Hypothesis

SIRT6 does not merely increase the overall flux of autophagy; it reprograms the selective hierarchy by deacetylating the autophagy receptor p62/SQSTM1, thereby shifting substrate preference from bulk cytosolic proteins toward damaged mitochondria and protein aggregates. This deacetylation‑driven reordering explains why NAD⁺ repletion improves healthspan only when SIRT6 is present, and why autophagy upregulation without SIRT6 fails to extend lifespan.

Mechanistic Basis

• SIRT6 targets p62 lysine residues: Structural modeling predicts that SIRT6 can deacetylate p62 at K420 and K440, residues located within its ubiquitin‑associated (UBA) domain. Deacetylation increases the domain’s affinity for K63‑linked ubiquitin chains on mitochondrial outer‑membrane proteins (e.g., MFN2) and on p62‑binding aggregates, while decreasing affinity for monoubiquitinated cytosolic proteins.
• Altered oligomerization: Deacetylated p62 forms more stable oligomers, enhancing its ability to nucleate phagophores around selected cargo. This shifts the cargo‑first selective autophagy pathway upstream of the ULK1‑ATG9A‑PI3Kc1 cascade, making substrate choice a primary determinant of autophagosome formation.
• NAD⁺‑SIRT6 axis: Elevated NAD⁺ activates SIRT6, leading to p62 deacetylation and a autophagy hierarchy that prioritizes mitochondrially derived ROS‑producing substrates and aggregation‑prone proteins. In SIRT6‑deficient cells, despite high NAD⁺, p62 remains acetylated, autophagy proceeds in a bulk‑like mode, and deleterious substrates accumulate.

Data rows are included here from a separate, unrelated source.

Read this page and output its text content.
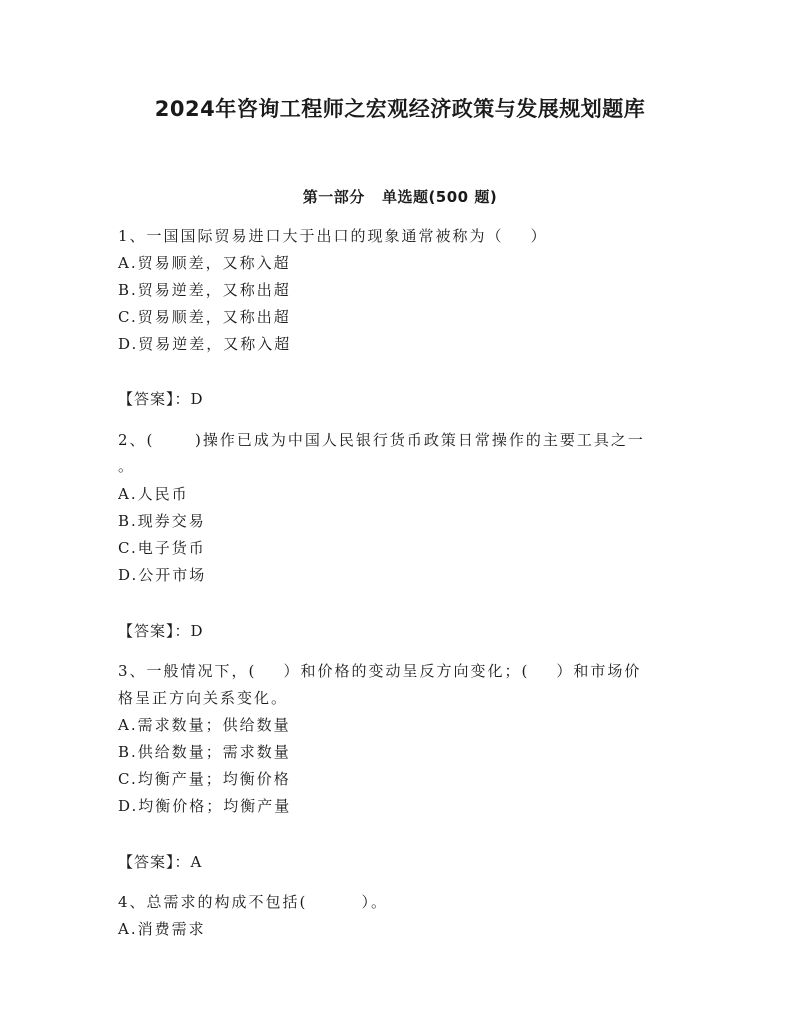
2024年咨询工程师之宏观经济政策与发展规划题库
第一部分   单选题(500 题)
1、一国国际贸易进口大于出口的现象通常被称为（    ）
A.贸易顺差，又称入超
B.贸易逆差，又称出超
C.贸易顺差，又称出超
D.贸易逆差，又称入超
【答案】：D
2、(      )操作已成为中国人民银行货币政策日常操作的主要工具之一
。
A.人民币
B.现券交易
C.电子货币
D.公开市场
【答案】：D
3、一般情况下，(    ）和价格的变动呈反方向变化；(    ）和市场价
格呈正方向关系变化。
A.需求数量；供给数量
B.供给数量；需求数量
C.均衡产量；均衡价格
D.均衡价格；均衡产量
【答案】：A
4、总需求的构成不包括(        ）。
A.消费需求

Predictions & Experimental Design

1. Acetylation status of p62 correlates with NAD⁺ levels and SIRT6 activity
   • Measure p62‑K420/K440 acetylation by immunoblot in wild‑type, SIRT6 KO, and SIRT6‑overexpressing mouse tissues under basal, NAD⁺‑boosted (NMN), and NAD⁺‑depleted (FK866) conditions.
   • Falsification: If p62 acetylation does not change with NAD⁺/SIRT6 manipulation, the mechanism is untenable.
2. Deacetylated p62 shows altered ubiquitin‑chain preference
   • Perform pull‑down assays using recombinant acetylated vs. deacetylated p62 UBA domain incubated with ubiquitinated MFN2, aggregated tau, and cytosolic GST‑Ub. Quantify binding by ELISA.
   • Falsification: Equal binding across substrates would refute selectivity shift.
3. Cargo selectivity determines longevity outcomes
   • Generate knock‑in mice expressing acetylation‑mimic (K420Q/K440Q) and acetylation‑dead (K420R/K440R) p62. Assess mitochondrial protein turnover (using mito‑QC reporter), aggregate load (filter‑trap assay), and lifespan under NMN supplementation.
   • Falsification: If acetylation‑dead p62 does not improve mitochondrial clearance or extend lifespan despite elevated NAD⁺, the hypothesis fails.
4. Pharmacological modulation of p62 acetylation recapitulates SIRT6 effects
   • Treat cells with a small‑molecule inhibitor of p62 acetyltransferase (e.g., p300/CBP activator) and measure autophagic flux toward mitochondria (mt‑Keima) versus bulk (LC3‑II turnover).
   • Falsification: Lack of preferential mitochondrial clearance would indicate p62 acetylation is not the key node.

Potential Outcomes

• Support: Demonstrating that SIRT6‑mediated p62 deacetylation redirects autophagy to degrade damaged mitochondria and toxic aggregates would position the acetylation status of p62 as a molecular switch linking NAD⁺ metabolism to selective autophagy and aging.
• Refute: Finding that p62 acetylation does not alter substrate preference, or that manipulating p62 acetylation fails to affect longevity despite changes in bulk autophagy, would require revising the model to consider other SIRT6 targets (e.g., ULK1, ATG proteins) or alternative mechanisms of hierarchy control.

This framework provides a clear, falsifiable path to test whether the quality—not just the quantity—of autophagic cargo determines the anti‑aging effects of NAD⁺‑SIRT6 signaling.